US Defense Secretary Ash Carter also issued another statement on Sunday saying, his office “will get the facts” of the incident.
MSF has denied that any fighters were present in the hospital, although Janssens said that it is “possible” that some of those who were being treated were wounded fighters.
Aminullah, a Kunduz resident, told Al Jazeera that all of the doctors were moving to Kabul or Mazar-e-Sharif, fearing for their lives.
His three children and wife “haven’t eaten for the past three days. We don’t even have a water supply. My children are falling sick and I don’t know where to take them”, he said.
“Forget about getting medical treatment, no one is able to even provide coffins for the dead bodies in the city.”
The charity said that despite frantic calls to US and Afghan military officials in Kabul and Washington, the attack continued.

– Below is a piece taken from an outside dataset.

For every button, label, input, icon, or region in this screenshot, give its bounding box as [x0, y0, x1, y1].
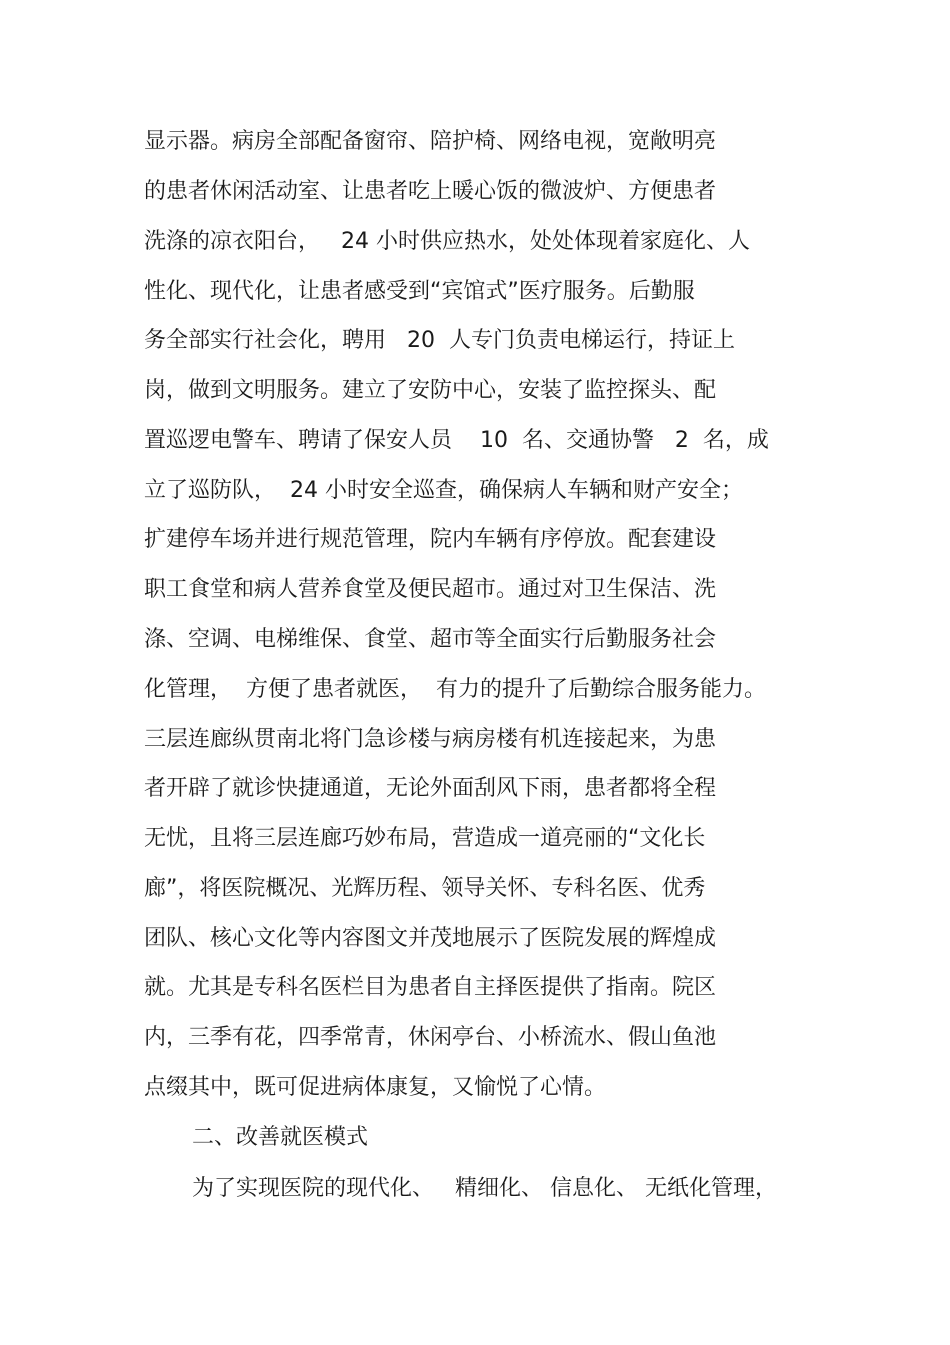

In a statement released by the White House on Saturday, President Barack Obama offered his “deepest condolences” for what he called a “tragic incident”.
Meanwhile, Al Jazeera has learned that at least seven doctors have arrived in Kunduz from capital Kabul to help with the patients at the regional hospital there.
Earlier on Sunday, Al Jazeera’s Azimy said that only three doctors were taking care of at least 500 patients.